GHG emissions from source
to power generation indexed to coal
Source: US Department of Energy’s National Energy
Technology Laboratory, October 2011
The world continues to face the critical challenge of how to meet the increasing demand for energy while reducing carbon dioxide (CO2) emissions – the greenhouse gas (GHG) that is the main cause of climate change. International efforts agreed under the United Nations Framework Convention on Climate Change (UNFCCC) aim to limit the average rise in global temperature to below 2 ºC compared to pre-industrial levels.
The current pace of change is too slow if we are to achieve this reduction, according to the International Energy Agency (IEA) and the United Nations Environmental Programme (UNEP). Shell’s scenarios indicate that fossil fuels could provide more than two-thirds of the energy mix in 2050 (see diagram, “”). There is an urgent need for large-scale, affordable technologies, backed by governments, to support CO2 reduction strategies.
At Shell, we believe that governments should allow market forces to encourage the use of all technologies to reduce CO2 emissions. A strong, stable price on CO2 within a comprehensive policy framework is needed to achieve significant reductions in the long term. In a positive step in 2013, new carbon markets began operating in California, USA and in several regions of China.
“One of the most important findings of the 2013 Intergovernmental Panel on Climate Change (IPCCC) report was that total CO2 emissions will need to be limited to less than 1 trillion tonnes of carbon – more than half of which has already been emitted – if we are to keep global warming below 2 ºC.
This will inevitably call for a substantial deployment of carbon capture and storage (CCS) over the coming decades. Shell’s activities with its Quest, Gorgon and Peterhead CCS projects represent a valuable starting point. Nevertheless, we will need a much greater commitment to the deployment of this vital technology if we are to retain the option of avoiding more than 2 ºC of warming. This commitment needs to come from government and other companies in the oil and gas sector.”

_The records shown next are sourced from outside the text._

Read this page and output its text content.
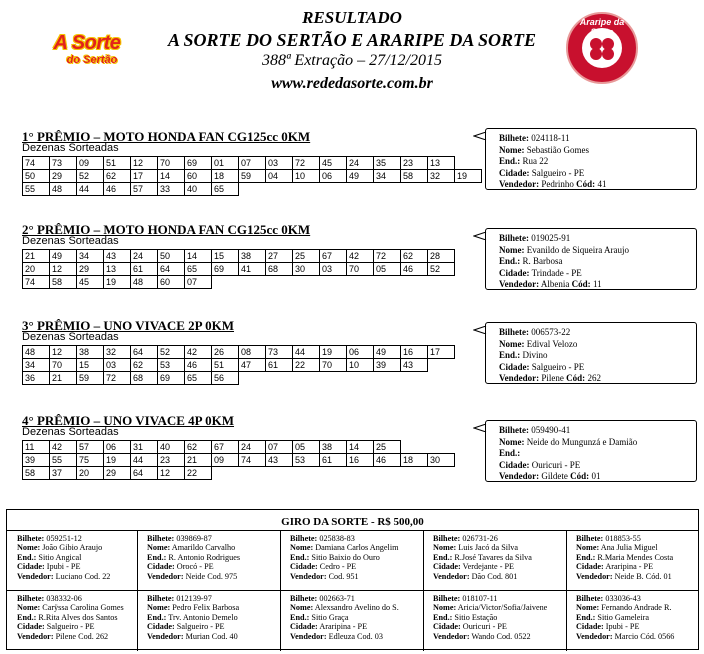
RESULTADO
A SORTE DO SERTÃO E ARARIPE DA SORTE
388ª Extração – 27/12/2015
www.rededasorte.com.br
A Sorte
do Sertão
Araripe da
1° PRÊMIO – MOTO HONDA FAN CG125cc 0KM
Dezenas Sorteadas
74	73	09	51	12	70	69	01	07	03	72	45	24	35	23	13	
50	29	52	62	17	14	60	18	59	04	10	06	49	34	58	32	19
55	48	44	46	57	33	40	65									
Bilhete: 024118-11
Nome: Sebastião Gomes
End.: Rua 22
Cidade: Salgueiro - PE
Vendedor: Pedrinho Cód: 41
2° PRÊMIO – MOTO HONDA FAN CG125cc 0KM
Dezenas Sorteadas
21	49	34	43	24	50	14	15	38	27	25	67	42	72	62	28	
20	12	29	13	61	64	65	69	41	68	30	03	70	05	46	52	
74	58	45	19	48	60	07										
Bilhete: 019025-91
Nome: Evanildo de Siqueira Araujo
End.: R. Barbosa
Cidade: Trindade - PE
Vendedor: Albenia Cód: 11
3° PRÊMIO – UNO VIVACE 2P 0KM
Dezenas Sorteadas
48	12	38	32	64	52	42	26	08	73	44	19	06	49	16	17	
34	70	15	03	62	53	46	51	47	61	22	70	10	39	43		
36	21	59	72	68	69	65	56									
Bilhete: 006573-22
Nome: Edival Velozo
End.: Divino
Cidade: Salgueiro - PE
Vendedor: Pilene Cód: 262
4° PRÊMIO – UNO VIVACE 4P 0KM
Dezenas Sorteadas
11	42	57	06	31	40	62	67	24	07	05	38	14	25			
39	55	75	19	44	23	21	09	74	43	53	61	16	46	18	30	
58	37	20	29	64	12	22										
Bilhete: 059490-41
Nome: Neide do Mungunzá e Damião
End.:
Cidade: Ouricuri - PE
Vendedor: Gildete Cód: 01
GIRO DA SORTE - R$ 500,00
Bilhete: 059251-12
Nome: João Gibio Araujo
End.: Sitio Angical
Cidade: Ipubi - PE
Vendedor: Luciano Cod. 22
Bilhete: 039869-87
Nome: Amarildo Carvalho
End.: R. Antonio Rodrigues
Cidade: Orocó - PE
Vendedor: Neide Cod. 975
Bilhete: 025838-83
Nome: Damiana Carlos Angelim
End.: Sitio Baixio do Ouro
Cidade: Cedro - PE
Vendedor: Cod. 951
Bilhete: 026731-26
Nome: Luis Jacó da Silva
End.: R.José Tavares da Silva
Cidade: Verdejante - PE
Vendedor: Dão Cod. 801
Bilhete: 018853-55
Nome: Ana Julia Miguel
End.: R.Maria Mendes Costa
Cidade: Araripina - PE
Vendedor: Neide B. Cód. 01
Bilhete: 038332-06
Nome: Carÿssa Carolina Gomes
End.: R.Rita Alves dos Santos
Cidade: Salgueiro - PE
Vendedor: Pilene Cod. 262
Bilhete: 012139-97
Nome: Pedro Felix Barbosa
End.: Trv. Antonio Demelo
Cidade: Salgueiro - PE
Vendedor: Murian Cod. 40
Bilhete: 002663-71
Nome: Alexsandro Avelino do S.
End.: Sitio Graça
Cidade: Araripina - PE
Vendedor: Edleuza Cod. 03
Bilhete: 018107-11
Nome: Aricia/Victor/Sofia/Jaivene
End.: Sitio Estação
Cidade: Ouricuri - PE
Vendedor: Wando Cod. 0522
Bilhete: 033036-43
Nome: Fernando Andrade R.
End.: Sitio Gameleira
Cidade: Ipubi - PE
Vendedor: Marcio Cód. 0566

Professor of Geosystem Science, University of Oxford, Oxford, UK
More than one-third of the world’s CO2 emissions come from electricity generation. Natural gas produces around half of the GHG emissions compared to coal across its life cycle, from production through to use in generating electricity (see diagram above). This makes switching from coal to gas for generating power the quickest and most affordable route for many countries to achieve their CO2 reduction targets.
Natural gas can be used as a single source for power generation, as well as a flexible back-up for renewable energy. It produces less of the smog-causing pollutants sometimes associated with coal plants, which benefits local air quality. We are one of the world’s largest distributors of liquefied natural gas and we continue to invest in projects to produce more gas in the future.
Carbon capture and storage
In 2013, the International Energy Agency (IEA) made clear that without the widespread deployment of carbon capture and storage (CCS), and in the absence of stronger climate policies, the chances of limiting global temperature rise to a relatively safe 2 ºC are slipping away and urgent steps are needed to reduce CO2 emissions. CCS safely stores CO2 underground, instead of releasing it into the atmosphere. The IEA estimates that CCS could reduce global CO2 emissions by around 15% by 2050 provided it is rapidly deployed in the coming years. Government support is needed to bring CCS, and other low-carbon technologies, to an industrial scale which would reduce emissions across the energy sector.
Almost one-fifth of global CO2 emissions are from road transport. We are among the world’s largest producers of sugar-cane ethanol through our Raízen joint venture in Brazil. This biofuel can reduce CO2 emissions by around 70%, compared to petrol, from cultivation of the sugar cane to using the ethanol as fuel, making it one of the lowest CO2 emission biofuels available today.
We continue to work on improving energy efficiency at our oil and gas production projects, oil refineries and chemical plants. We have a CO2 and energy management programme that includes monitoring the energy efficiency of equipment at any given time. These systems give us instant information that can be used to make energy-saving changes.
We also encourage customers who buy our fuel to be more energy efficient by offering information about how to use less fuel when driving. We continue to develop fuels and lubricants to make vehicles more energy efficient (see “”).
In addition to these four areas, we are working to identify and then address the potential physical impact of climate change on our facilities and new projects.